017
Type:
religious icons
Origin:
Myriofyto
‘What is special about this heirloom is that it connects me with my grandmother, because she believed that the icon performed miracles and she had asked for one for herself: to live long enough to see me marry and then die, like Agios Simeon. Her wish was fulfilled. Grandma lived to be more than 90 and not only did she get to come to my wedding, she also lived long enough to have great-grandchildren’.
Charoula Panagiotidou

The icon of the Presentation of Jesus at the Temple

Charoula Panagiotidou was born in Thessaloniki in 1948. Her father, Konstantinos Vosinakis, was born in Panormos, Propontis, in 1910. Her mother, Katina Kouvala, was born in Thessaloniki in 1923, but her origins were from Myriofyto in Eastern Thrace.

Konstantinos Vosinakis lost his father at the age of ten, so he had to take on the responsibility of leading the family from a very young age. After the retreat of the Greek army, he and his family were persecuted out of Panormos and resettled in Kavala. He finished his military service and settled in Thessaloniki, where he became a trader dealing in fruit and dried nuts. He first lived in the area of Kassandros, around the corner from Alaca Imaret Mosque, but moved with his family to his wife’s family house in Kalamaria in the 1950s.

Katina’s parents, Theofilos and Pinelopi Kouvala were born and raised in Myriofyto of Eastern Thrace, where they also later got married. Theofilos Kouvalas, known as Neoklis, was born in 1877, and Pinelopi Kouvala in 1890. When they came to Greece, they brought their household goods with them. They stayed in the refugee settlement of Agia Foteini at first, but soon were given a plot of land on I. Kouskoura Street where they built a single-story house. In 1927, Theofilos Kouvalas, who was probably a sailor, bought a motor sailboat named ‘Agios Dimitrios’ with his brother.

Pinelopi Kouvala brought many religious icons to Greece from Myriofyto, even some of substantial size. She donated most of them to a small monastery run by nuns near the family home in Kalamaria. Pinelopi often attended mass there, because the nearest church of Agios Eleftherios was too far away. At some point, the monastery closed down and was later demolished. Since then, the fate of the icons remains unknown.

The family kept two icons: a silver-plated one with Jesus and the Virgin Mary, which was passed down to Charoula Panagiotidou’s brother, and a second one that she kept for herself; a wooden icon depicting The Presentation of Jesus at the Temple.
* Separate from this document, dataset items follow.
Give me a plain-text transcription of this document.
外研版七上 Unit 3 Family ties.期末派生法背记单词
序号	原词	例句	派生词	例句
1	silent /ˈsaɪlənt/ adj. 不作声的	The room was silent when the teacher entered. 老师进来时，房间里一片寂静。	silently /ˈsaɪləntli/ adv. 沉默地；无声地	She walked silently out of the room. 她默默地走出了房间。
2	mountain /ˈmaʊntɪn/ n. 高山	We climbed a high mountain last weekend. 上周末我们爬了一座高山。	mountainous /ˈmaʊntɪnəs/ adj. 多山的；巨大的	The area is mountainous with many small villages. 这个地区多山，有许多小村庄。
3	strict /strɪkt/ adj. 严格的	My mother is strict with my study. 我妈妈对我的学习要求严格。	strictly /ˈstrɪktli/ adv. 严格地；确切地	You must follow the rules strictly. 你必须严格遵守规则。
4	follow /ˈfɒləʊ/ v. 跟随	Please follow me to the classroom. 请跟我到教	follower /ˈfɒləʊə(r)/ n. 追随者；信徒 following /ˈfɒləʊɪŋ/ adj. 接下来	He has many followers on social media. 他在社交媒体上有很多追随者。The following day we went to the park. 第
According to scripture, Mary and Joseph took the Infant Jesus to the Temple in Jerusalem where he was welcomed by the elderly priest Simeon, thus fulfilling the promise given to the priest that he would not die before seeing Christ. With his wish fulfilled, Simeon happily whispered: ‘Lord, now let your servant depart in peace…’ The icon bears an inscription saying that it was restored by Chatziemmanouil, Pinelopi Kouvala’s grandfather, in memory of his parents.

 

 

 

This is the object that carries the most special sentimental value for Charoula Panagiotidou. In her own words:

What is special about this heirloom is that it connects me with my grandmother, because she believed that the icon performed miracles and she had asked for one for herself: to live long enough to see me marry and then die, like Agios Simeon. Her wish was fulfilled. Grandma lived to be more than 90 and not only did she get to come to my wedding, she also lived long enough to have great-grandchildren.